Toute la journée, nous regardons la mer miroiter. Je me sens bien, calme. A deux ou trois reprises nous apercevons des dauphins qui font la course avec le bateau.

- Je serai marin, dis-je brusquement à un moment.

Arthur ne répond rien, il semble pensif. Au bout d’un moment il s’éloigne sur une vague excuse. Il est déjà au bout du pont lorsque quelques mots me parviennent, portés par la brise :

- Si nous en revenons.

 

Maintenant, il fait nuit. Je commence à bailler et me dirige vers ma cabine, à regret : « Les sirènes, ce sera pour une autre fois… »

C’est alors que je l’entends : une note ample, multiple, étirée dans le temps. C’est comme… comme un air chanté par plusieurs personnes, sur des tons différents, dans des langues différentes, et pourtant sans dissonances. En fait, c’est même le son le plus mélodieux que j’ai jamais entendu. Et c’est envoûtant, terriblement envoûtant. Une mélopée lointaine, qui semble venir de toutes les directions, qui emplit tout l’espace et qui enfle, qui enfle…

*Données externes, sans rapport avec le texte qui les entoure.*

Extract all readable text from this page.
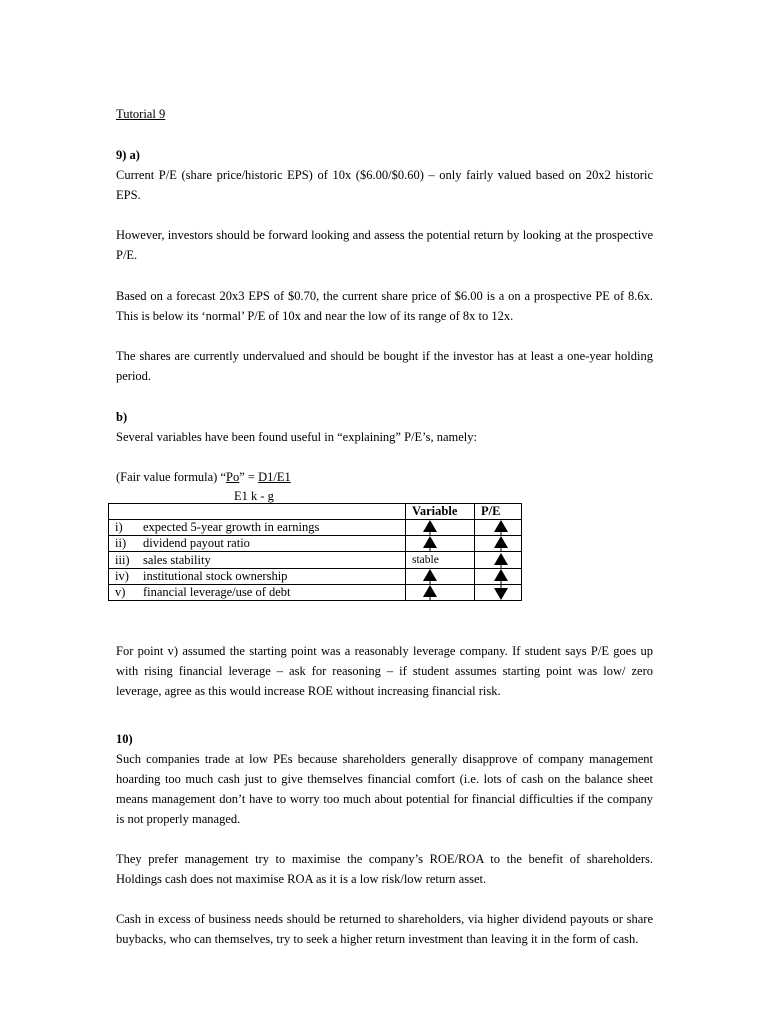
Tutorial 9

9) a)

Current P/E (share price/historic EPS) of 10x ($6.00/$0.60) – only fairly valued based on 20x2 historic EPS.

However, investors should be forward looking and assess the potential return by looking at the prospective P/E.

Based on a forecast 20x3 EPS of $0.70, the current share price of $6.00 is a on a prospective PE of 8.6x. This is below its ‘normal’ P/E of 10x and near the low of its range of 8x to 12x.

The shares are currently undervalued and should be bought if the investor has at least a one-year holding period.

b)

Several variables have been found useful in “explaining” P/E’s, namely:

(Fair value formula) “Po” = D1/E1
E1 k - g
	Variable	P/E
i) expected 5-year growth in earnings	

ii) dividend payout ratio	

iii) sales stability	stable	

iv) institutional stock ownership	

v) financial leverage/use of debt	

For point v) assumed the starting point was a reasonably leverage company. If student says P/E goes up with rising financial leverage – ask for reasoning – if student assumes starting point was low/ zero leverage, agree as this would increase ROE without increasing financial risk.

10)

Such companies trade at low PEs because shareholders generally disapprove of company management hoarding too much cash just to give themselves financial comfort (i.e. lots of cash on the balance sheet means management don’t have to worry too much about potential for financial difficulties if the company is not properly managed.

They prefer management try to maximise the company’s ROE/ROA to the benefit of shareholders. Holdings cash does not maximise ROA as it is a low risk/low return asset.

Cash in excess of business needs should be returned to shareholders, via higher dividend payouts or share buybacks, who can themselves, try to seek a higher return investment than leaving it in the form of cash.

En quelques instants, les hommes sont tous sur le pont et le bateau vire de bord. Je me dirige vers la proue comme dans un rêve ; j’ai l’impression que tout se passe au ralenti.

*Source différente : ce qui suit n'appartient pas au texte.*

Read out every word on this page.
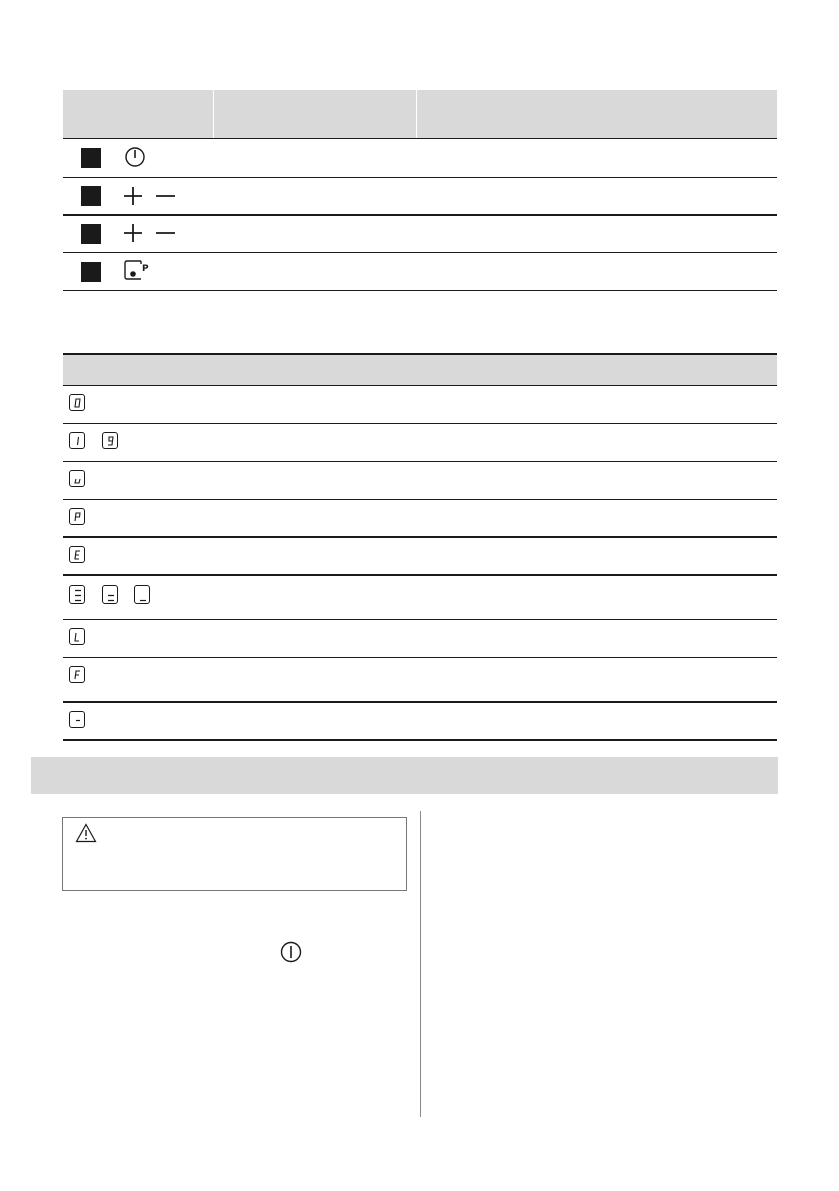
P
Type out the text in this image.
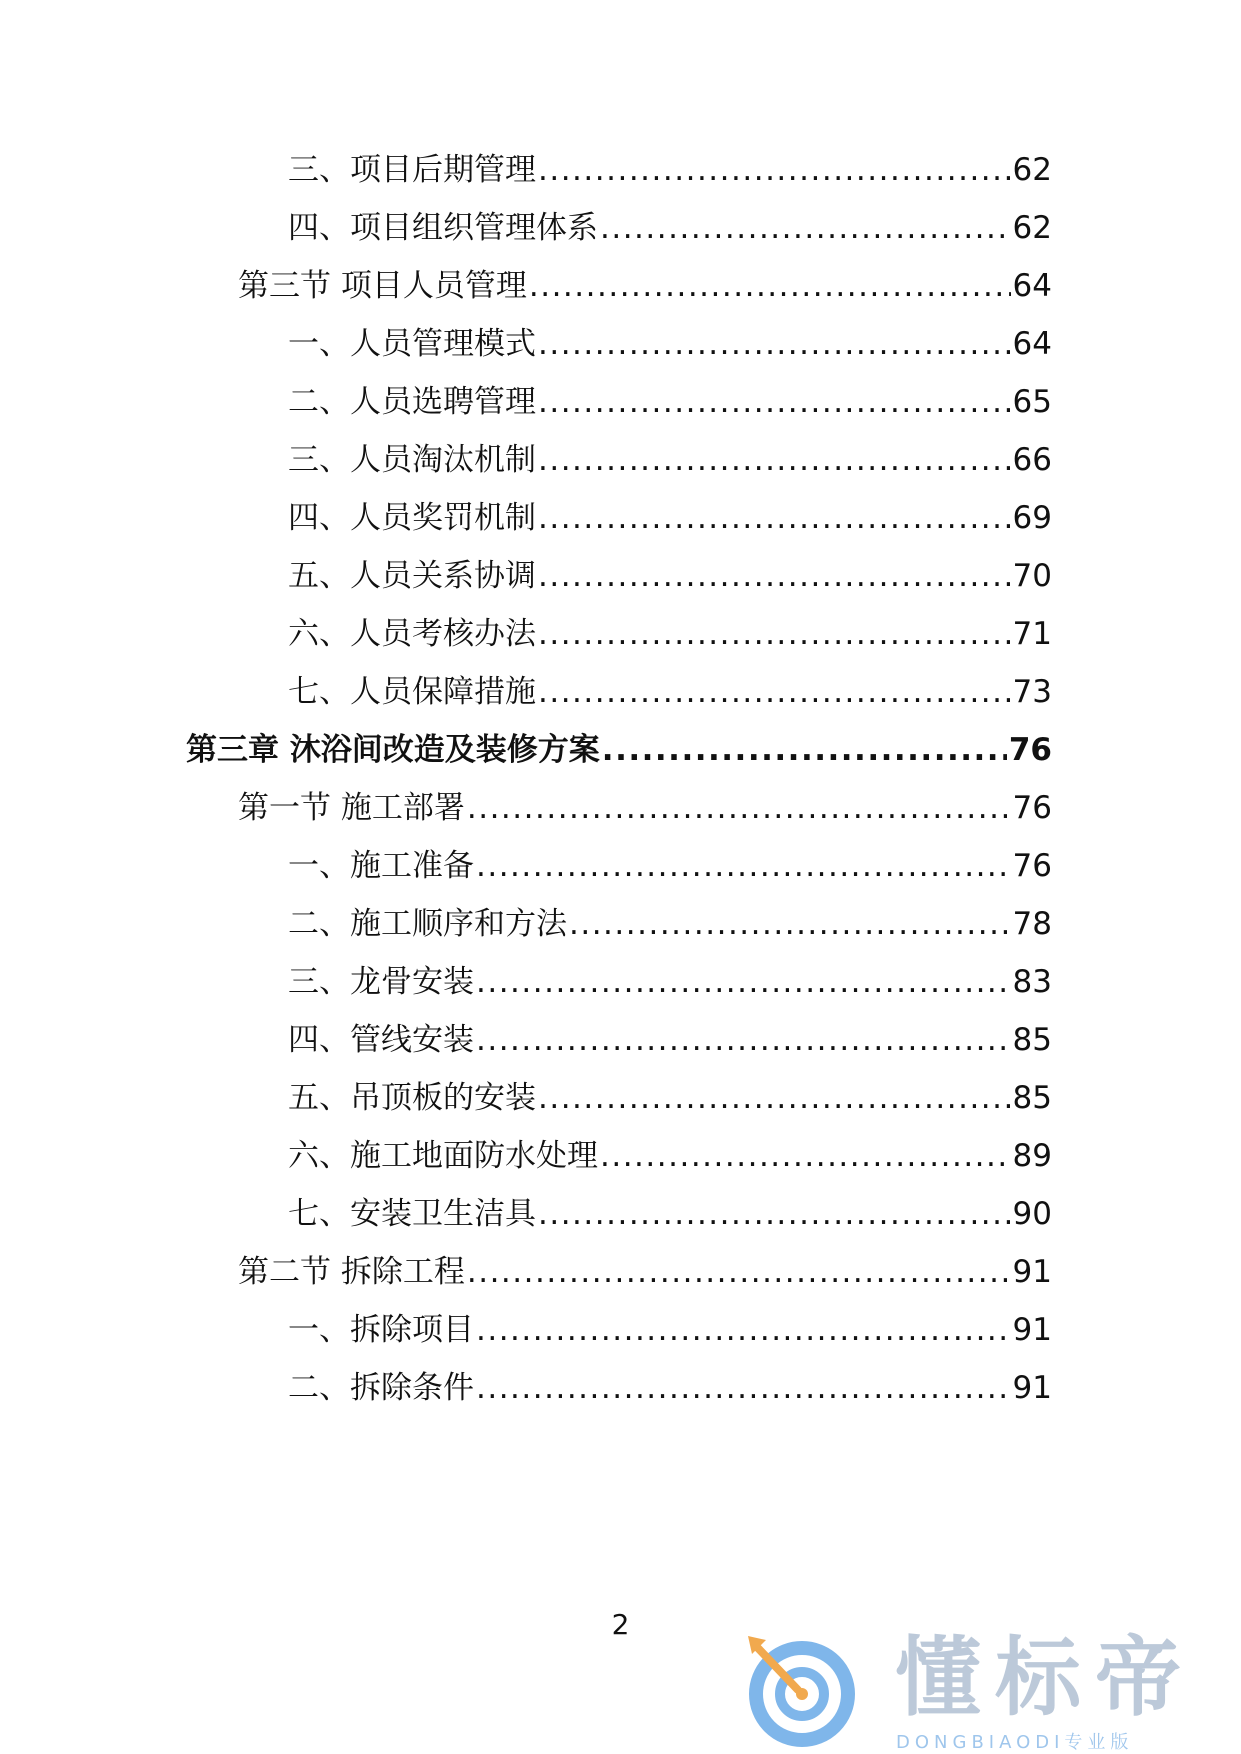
三、项目后期管理 .....	62
四、项目组织管理体系 .....	62
第三节 项目人员管理 .....	64
一、人员管理模式 .....	64
二、人员选聘管理 .....	65
三、人员淘汰机制 .....	66
四、人员奖罚机制 .....	69
五、人员关系协调 .....	70
六、人员考核办法 .....	71
七、人员保障措施 .....	73
第三章 沐浴间改造及装修方案 .....	76
第一节 施工部署 .....	76
一、施工准备 .....	76
二、施工顺序和方法 .....	78
三、龙骨安装 .....	83
四、管线安装 .....	85
五、吊顶板的安装 .....	85
六、施工地面防水处理 .....	89
七、安装卫生洁具 .....	90
第二节 拆除工程 .....	91
一、拆除项目 .....	91
二、拆除条件 .....	91
2
懂标帝
DONGBIAODI专业版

C’est alors que je les aperçois. Des récifs ! A moins de 5 mètres ! Le bateau vogue droit dessus. Le choc est terrible ; je fais un vol plané qui me projette par-dessus le bastingage, droit contre un rocher.

Après quelques secondes, j’ouvre les yeux, sonné. Tout mon corps me fait mal et je suis comme paralysé. Je regarde autour de moi, paniqué. Tout d’abord, je ne distingue rien, comme si j’étais tombé dans un tonneau de goudron ; puis ma vision s’éclaircit : elle est à un mètre de moi environ, femme jusqu'à la taille et poisson en dessous. L’émerveillement me saisit : nous les avons trouvées !

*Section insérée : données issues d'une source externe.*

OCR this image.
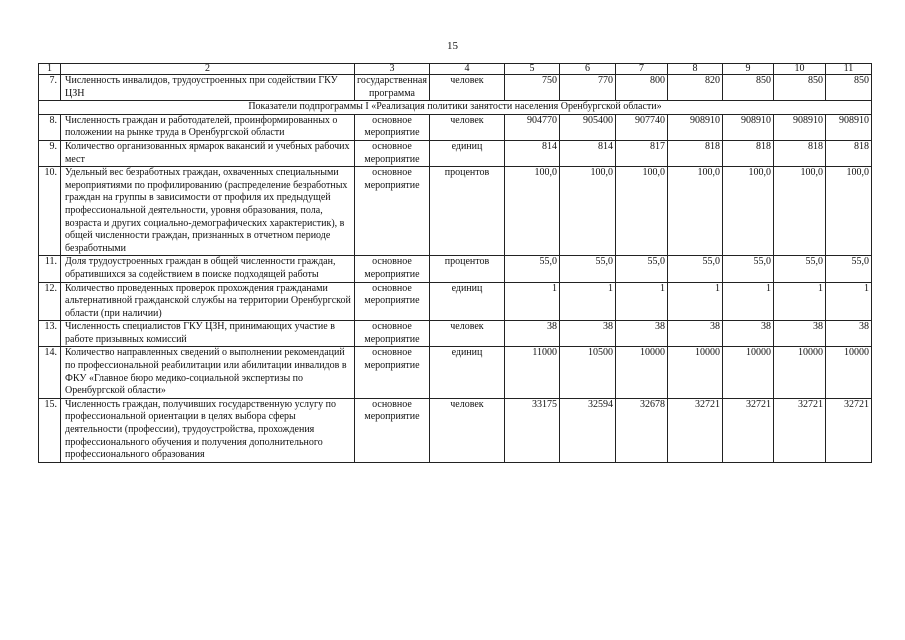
15
1	2	3	4	5	6	7	8	9	10	11
7.	Численность инвалидов, трудоустроенных при содействии ГКУ ЦЗН	государственная программа	человек	750	770	800	820	850	850	850
Показатели подпрограммы I «Реализация политики занятости населения Оренбургской области»										
8.	Численность граждан и работодателей, проинформированных о положении на рынке труда в Оренбургской области	основное мероприятие	человек	904770	905400	907740	908910	908910	908910	908910
9.	Количество организованных ярмарок вакансий и учебных рабочих мест	основное мероприятие	единиц	814	814	817	818	818	818	818
10.	Удельный вес безработных граждан, охваченных специальными мероприятиями по профилированию (распределение безработных граждан на группы в зависимости от профиля их предыдущей профессиональной деятельности, уровня образования, пола, возраста и других социально-демографических характеристик), в общей численности граждан, признанных в отчетном периоде безработными	основное мероприятие	процентов	100,0	100,0	100,0	100,0	100,0	100,0	100,0
11.	Доля трудоустроенных граждан в общей численности граждан, обратившихся за содействием в поиске подходящей работы	основное мероприятие	процентов	55,0	55,0	55,0	55,0	55,0	55,0	55,0
12.	Количество проведенных проверок прохождения гражданами альтернативной гражданской службы на территории Оренбургской области (при наличии)	основное мероприятие	единиц	1	1	1	1	1	1	1
13.	Численность специалистов ГКУ ЦЗН, принимающих участие в работе призывных комиссий	основное мероприятие	человек	38	38	38	38	38	38	38
14.	Количество направленных сведений о выполнении рекомендаций по профессиональной реабилитации или абилитации инвалидов в ФКУ «Главное бюро медико-социальной экспертизы по Оренбургской области»	основное мероприятие	единиц	11000	10500	10000	10000	10000	10000	10000
15.	Численность граждан, получивших государственную услугу по профессиональной ориентации в целях выбора сферы деятельности (профессии), трудоустройства, прохождения профессионального обучения и получения дополнительного профессионального образования	основное мероприятие	человек	33175	32594	32678	32721	32721	32721	32721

Puis mes yeux s’habituent lentement à l’obscurité : je discerne d’abord une chevelure sombre et ondulante, une peau très pâle… des yeux jaunes sans pupilles, vides, des membres fins et longs, interminables… et finalement des dents pointues, avec des canines proéminentes, et des griffes acérées comme celles d’un fauve…

J’ai un mouvement de recul intérieur mais mon corps ne répond toujours pas. La mélopée continue, obsédante, assourdissante. Je referme les yeux pour ne pas la voir avancer vers moi, ondulante, serpentine – affamée.

Dans un ultime sursaut de lucidité, je comprends pourquoi la légende dit que les marins ne reviennent pas.